Edmund Gustavus, 6th Prince Batthyany-Strattmann (20 November 1826 – 29 October 1914), usually known in English as Count Batthyany, was a Hungarian prince, landowner, and yachtsman, a notable figure in Europe and the United States. His names and titles were given in different forms and translations, such as Batthyány Ödön in Hungarian and Edmond Gustave, Prince Batthyany, Comte de Strattmann, in French.
As well as being a prince and count of the Holy Roman Empire, he was also a hereditary member of the Hungarian House of Lords, a Ban of Croatia, and Lord Lieutenant of the County of Vas, or Eisenburg.[1]
Batthyany was the son of Prince Gustavus Batthyany-Strattmann, a Hungarian nobleman who chose to live most of his life in England, and of Wilhelmine von Ahrenfeld (1791–1840), widow of Field Marshal Count Ferdinand Bubna von Littitz (died 1825). His parents were married on 14 December 1828, two years after his birth, and this had the effect of legitimating him and his younger brother, Gustavus Batthyány (1828–1906). His parents moved to England with their two young sons, and in 1838 his father was naturalised in Great Britain by an Act of Parliament and after that remained domiciled in England, becoming well known as an owner and breeder of race-horses.[2] He won many races, including the Epsom Derby of 1875 with Galopin.[3] Gustavus Batthyany's wife died at Richmond, Surrey, in 1840.[4]
The young Edmund Batthyany was educated at Eton, where he was a wet bob.[5] Soon after leaving school, he took up the sport of yachting, and with a yacht called Flying Cloud he won almost every race he entered.[5] By the 1860s he was attempting to introduce the sport to his fellow Hungarians and along with a company of fellow Hungarian noblemen established the first yacht club in the country. In 1867 Hunt's Yachting Magazine described him as "a nobleman who has justly earned amongst us the name of a thoroughly practical and enthusiastic yachtsman".[6] In 1874, the magazine Vanity Fair published a cartoon of Batthyany by "Ape" entitled "Yachting", reporting that from his youth he had been trained as an Englishman and that in pursuing his passion he had almost always owned the best vessel of the class he wished to race in.[5]

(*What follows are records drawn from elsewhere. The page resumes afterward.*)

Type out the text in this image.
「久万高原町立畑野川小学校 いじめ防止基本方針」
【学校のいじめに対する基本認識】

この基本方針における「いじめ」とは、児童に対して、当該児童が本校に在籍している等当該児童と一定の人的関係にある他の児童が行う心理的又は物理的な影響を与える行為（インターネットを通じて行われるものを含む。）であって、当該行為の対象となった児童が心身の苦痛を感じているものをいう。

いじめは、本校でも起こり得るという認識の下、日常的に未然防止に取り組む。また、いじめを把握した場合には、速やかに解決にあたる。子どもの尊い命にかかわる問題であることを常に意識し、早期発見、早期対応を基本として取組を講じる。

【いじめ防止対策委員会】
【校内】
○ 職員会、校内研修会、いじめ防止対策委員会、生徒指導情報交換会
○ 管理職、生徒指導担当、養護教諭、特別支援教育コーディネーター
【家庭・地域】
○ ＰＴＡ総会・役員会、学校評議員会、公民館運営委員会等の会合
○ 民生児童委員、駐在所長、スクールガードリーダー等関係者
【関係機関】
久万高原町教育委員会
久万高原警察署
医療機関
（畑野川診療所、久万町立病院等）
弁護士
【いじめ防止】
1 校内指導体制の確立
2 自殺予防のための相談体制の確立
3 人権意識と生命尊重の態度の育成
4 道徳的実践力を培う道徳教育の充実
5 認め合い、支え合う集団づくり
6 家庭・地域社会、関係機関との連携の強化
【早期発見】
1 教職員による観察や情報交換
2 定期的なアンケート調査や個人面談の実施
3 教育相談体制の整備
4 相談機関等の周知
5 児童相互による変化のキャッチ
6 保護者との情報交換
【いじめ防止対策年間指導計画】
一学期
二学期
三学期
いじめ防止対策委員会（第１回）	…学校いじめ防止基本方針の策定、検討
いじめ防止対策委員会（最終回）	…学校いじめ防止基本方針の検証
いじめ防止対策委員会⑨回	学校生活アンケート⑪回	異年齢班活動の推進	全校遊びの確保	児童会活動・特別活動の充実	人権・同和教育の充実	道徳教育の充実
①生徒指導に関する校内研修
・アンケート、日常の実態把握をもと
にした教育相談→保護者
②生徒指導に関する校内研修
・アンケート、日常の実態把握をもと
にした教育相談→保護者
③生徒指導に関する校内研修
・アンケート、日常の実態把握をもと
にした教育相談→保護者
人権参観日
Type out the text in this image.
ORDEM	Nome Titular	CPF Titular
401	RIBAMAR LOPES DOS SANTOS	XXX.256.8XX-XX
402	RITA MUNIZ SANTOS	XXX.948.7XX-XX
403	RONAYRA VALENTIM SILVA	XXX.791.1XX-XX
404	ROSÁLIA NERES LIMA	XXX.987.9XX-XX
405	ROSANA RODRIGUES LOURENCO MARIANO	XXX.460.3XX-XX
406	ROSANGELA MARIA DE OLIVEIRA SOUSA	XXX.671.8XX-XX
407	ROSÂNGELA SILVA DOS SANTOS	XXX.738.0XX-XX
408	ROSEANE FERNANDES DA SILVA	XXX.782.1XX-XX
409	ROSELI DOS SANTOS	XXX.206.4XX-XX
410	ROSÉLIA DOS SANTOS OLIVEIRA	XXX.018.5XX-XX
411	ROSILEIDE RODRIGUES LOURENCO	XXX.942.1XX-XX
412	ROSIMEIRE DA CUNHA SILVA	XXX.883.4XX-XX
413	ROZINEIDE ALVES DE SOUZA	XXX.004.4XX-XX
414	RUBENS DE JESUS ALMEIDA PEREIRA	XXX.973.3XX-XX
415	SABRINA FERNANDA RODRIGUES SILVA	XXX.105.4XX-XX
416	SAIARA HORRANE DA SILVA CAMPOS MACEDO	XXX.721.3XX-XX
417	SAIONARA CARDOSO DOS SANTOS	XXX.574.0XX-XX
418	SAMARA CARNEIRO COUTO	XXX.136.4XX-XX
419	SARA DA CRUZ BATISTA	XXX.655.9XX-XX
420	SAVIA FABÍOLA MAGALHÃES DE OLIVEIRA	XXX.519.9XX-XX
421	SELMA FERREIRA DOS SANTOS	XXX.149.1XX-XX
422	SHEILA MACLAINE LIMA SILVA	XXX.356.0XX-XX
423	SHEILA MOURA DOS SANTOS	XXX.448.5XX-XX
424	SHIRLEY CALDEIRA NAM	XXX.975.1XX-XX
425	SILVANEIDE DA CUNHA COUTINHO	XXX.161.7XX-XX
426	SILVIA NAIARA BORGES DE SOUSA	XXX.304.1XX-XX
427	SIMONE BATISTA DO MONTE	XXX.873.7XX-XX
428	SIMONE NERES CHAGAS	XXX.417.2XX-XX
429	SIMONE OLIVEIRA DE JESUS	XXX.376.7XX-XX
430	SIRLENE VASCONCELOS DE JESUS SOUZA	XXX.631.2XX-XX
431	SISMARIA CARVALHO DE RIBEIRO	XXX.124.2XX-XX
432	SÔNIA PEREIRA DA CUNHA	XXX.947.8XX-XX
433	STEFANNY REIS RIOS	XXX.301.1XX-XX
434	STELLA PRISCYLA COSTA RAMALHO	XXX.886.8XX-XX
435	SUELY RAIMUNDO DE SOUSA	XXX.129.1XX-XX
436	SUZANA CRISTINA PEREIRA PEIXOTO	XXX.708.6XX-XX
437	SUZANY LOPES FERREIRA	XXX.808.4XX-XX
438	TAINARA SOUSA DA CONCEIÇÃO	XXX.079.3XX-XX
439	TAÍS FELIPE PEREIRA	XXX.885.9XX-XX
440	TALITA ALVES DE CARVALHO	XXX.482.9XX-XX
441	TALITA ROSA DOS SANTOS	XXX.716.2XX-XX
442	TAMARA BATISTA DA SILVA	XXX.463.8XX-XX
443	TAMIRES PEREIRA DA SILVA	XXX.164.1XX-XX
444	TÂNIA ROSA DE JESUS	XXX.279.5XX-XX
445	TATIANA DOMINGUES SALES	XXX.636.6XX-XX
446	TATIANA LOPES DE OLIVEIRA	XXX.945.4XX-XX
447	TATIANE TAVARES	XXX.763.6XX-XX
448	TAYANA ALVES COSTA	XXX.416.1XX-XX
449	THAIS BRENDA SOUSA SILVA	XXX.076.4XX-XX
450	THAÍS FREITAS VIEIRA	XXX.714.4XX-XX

In 1870 Philip, 4th Prince Batthyány-Strattmann, a second cousin of Batthyany's father, died without a son, and Gustav Batthyány succeeded him as Prince and also inherited some family land in Hungary and Austria, including the lordship of Güssing, but the two cousins had hardly known each other, and the 4th Prince did not leave Gustav Batthyány his unsettled property.[7] Nevertheless, when he died in 1883, the 5th Prince left substantial settled estates in Austria, Hungary, and Croatia, in which his son Edmund succeeded him. On behalf of himself and his father's creditors, Edmund Batthyany then began a legal action against the trustees and executrix of his father's will for control of his father's property in England, including the proceeds from the sale of valuable horses, which took some years to come to a final judgement.[2]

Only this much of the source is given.